У нас была особая часть, даже форма одежды была черная.
Мы еще смеялись, как бы нас с эсэсовцами не спутали».
Сразу по окончании войны бригада была размещена в одном из маленьких немецких городков. Вернее, в руинах, что от него остались. Сами кое‑как расположились в подвалах зданий, а вот помещения для столовой не было.
И командир бригады, молодой полковник, распорядился сбивать столы из щитов и ставить временную столовую прямо на площади городка.
«И вот первый мирный обед. Полевые кухни, повара, все, как обычно, но солдаты сидят не на земле или на танке, а, как положено, за столами.
Только начали обедать, и вдруг из всех этих руин, подвалов, щелей, как тараканы, начали выползать немецкие дети.

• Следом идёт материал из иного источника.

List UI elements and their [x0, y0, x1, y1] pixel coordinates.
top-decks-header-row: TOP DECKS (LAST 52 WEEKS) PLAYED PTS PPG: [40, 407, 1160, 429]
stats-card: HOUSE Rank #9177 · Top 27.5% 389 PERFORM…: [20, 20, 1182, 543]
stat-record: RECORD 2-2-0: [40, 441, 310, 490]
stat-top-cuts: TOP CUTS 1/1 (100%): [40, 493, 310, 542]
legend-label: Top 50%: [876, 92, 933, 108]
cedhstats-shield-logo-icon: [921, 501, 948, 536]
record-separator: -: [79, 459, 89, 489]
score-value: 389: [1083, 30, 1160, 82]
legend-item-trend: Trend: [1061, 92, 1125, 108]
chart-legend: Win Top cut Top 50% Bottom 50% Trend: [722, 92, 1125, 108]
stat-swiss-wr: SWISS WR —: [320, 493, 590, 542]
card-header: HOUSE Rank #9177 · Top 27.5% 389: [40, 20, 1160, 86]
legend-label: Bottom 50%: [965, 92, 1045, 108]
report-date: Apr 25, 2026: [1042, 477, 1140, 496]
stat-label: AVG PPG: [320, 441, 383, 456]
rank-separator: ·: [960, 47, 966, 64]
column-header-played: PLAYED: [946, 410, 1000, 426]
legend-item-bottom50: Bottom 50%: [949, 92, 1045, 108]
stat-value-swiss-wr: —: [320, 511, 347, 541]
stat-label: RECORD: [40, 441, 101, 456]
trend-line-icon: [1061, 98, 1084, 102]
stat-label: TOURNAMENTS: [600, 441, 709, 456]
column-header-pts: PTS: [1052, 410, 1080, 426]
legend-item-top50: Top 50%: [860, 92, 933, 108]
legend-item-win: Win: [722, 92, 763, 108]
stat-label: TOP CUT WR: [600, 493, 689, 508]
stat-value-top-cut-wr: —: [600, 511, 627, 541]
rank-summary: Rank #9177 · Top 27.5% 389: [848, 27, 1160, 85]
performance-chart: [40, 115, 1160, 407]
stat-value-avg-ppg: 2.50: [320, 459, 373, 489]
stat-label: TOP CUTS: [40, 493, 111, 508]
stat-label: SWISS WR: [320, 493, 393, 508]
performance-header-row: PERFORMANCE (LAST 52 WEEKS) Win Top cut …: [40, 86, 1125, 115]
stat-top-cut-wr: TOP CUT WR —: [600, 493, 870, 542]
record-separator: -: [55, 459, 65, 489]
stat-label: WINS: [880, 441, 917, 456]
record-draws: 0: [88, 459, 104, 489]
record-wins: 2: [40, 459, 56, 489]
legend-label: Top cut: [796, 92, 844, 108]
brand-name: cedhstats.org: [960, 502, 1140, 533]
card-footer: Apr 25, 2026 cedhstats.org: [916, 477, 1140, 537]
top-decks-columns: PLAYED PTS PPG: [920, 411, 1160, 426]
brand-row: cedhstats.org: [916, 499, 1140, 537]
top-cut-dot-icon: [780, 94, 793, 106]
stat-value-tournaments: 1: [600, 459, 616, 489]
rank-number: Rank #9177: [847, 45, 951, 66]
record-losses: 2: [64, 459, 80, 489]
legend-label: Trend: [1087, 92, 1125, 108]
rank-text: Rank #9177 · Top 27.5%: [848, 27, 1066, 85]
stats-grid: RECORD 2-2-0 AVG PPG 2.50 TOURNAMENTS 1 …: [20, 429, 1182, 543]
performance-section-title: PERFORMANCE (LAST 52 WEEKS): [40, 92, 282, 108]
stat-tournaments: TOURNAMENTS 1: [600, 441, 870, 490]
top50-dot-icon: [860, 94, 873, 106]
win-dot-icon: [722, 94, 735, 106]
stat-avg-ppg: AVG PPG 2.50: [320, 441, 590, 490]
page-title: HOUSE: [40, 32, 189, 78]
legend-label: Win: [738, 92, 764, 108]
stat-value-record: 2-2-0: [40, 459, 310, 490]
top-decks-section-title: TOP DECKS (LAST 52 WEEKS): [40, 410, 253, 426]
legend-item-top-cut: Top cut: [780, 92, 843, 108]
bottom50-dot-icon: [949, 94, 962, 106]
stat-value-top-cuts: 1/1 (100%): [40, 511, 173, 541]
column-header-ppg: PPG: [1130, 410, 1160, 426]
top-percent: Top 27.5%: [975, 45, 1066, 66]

Кто‑то стоит, а кто‑то уже и стоять от голода не может.
Стоят и смотрят на нас, как собаки.
И не знаю, как это получилось, но я своей простреленной рукой взял хлеб и сунул в карман, смотрю тихонько, а все наши ребята, не поднимая глаз друга на друга, делают то же самое».
А потом они кормили немецких детей, отдавали все, что только можно было каким‑то образом утаить от обеда, сами еще вчерашние дети, которых совсем недавно, не дрогнув, насиловали, сжигали, расстреливали отцы этих немецких детей на захваченной ими нашей земле.
Командир бригады, Герой Советского Союза, родителей которого, как и всех других евреев маленького белорусского городка, каратели живыми закопали в землю, имел полное право, как моральное, так и военное, залпами отогнать немецких «выродков» от своих танкистов.
Они объедали его солдат, понижали их боеспособность, многие из этих детей были еще и больны и могли распространить заразу среди личного состава.
Но полковник, вместо того чтобы стрелять, приказал увеличить норму расхода продуктов.
И немецких детей по приказу еврея кормили вместе с его солдатами.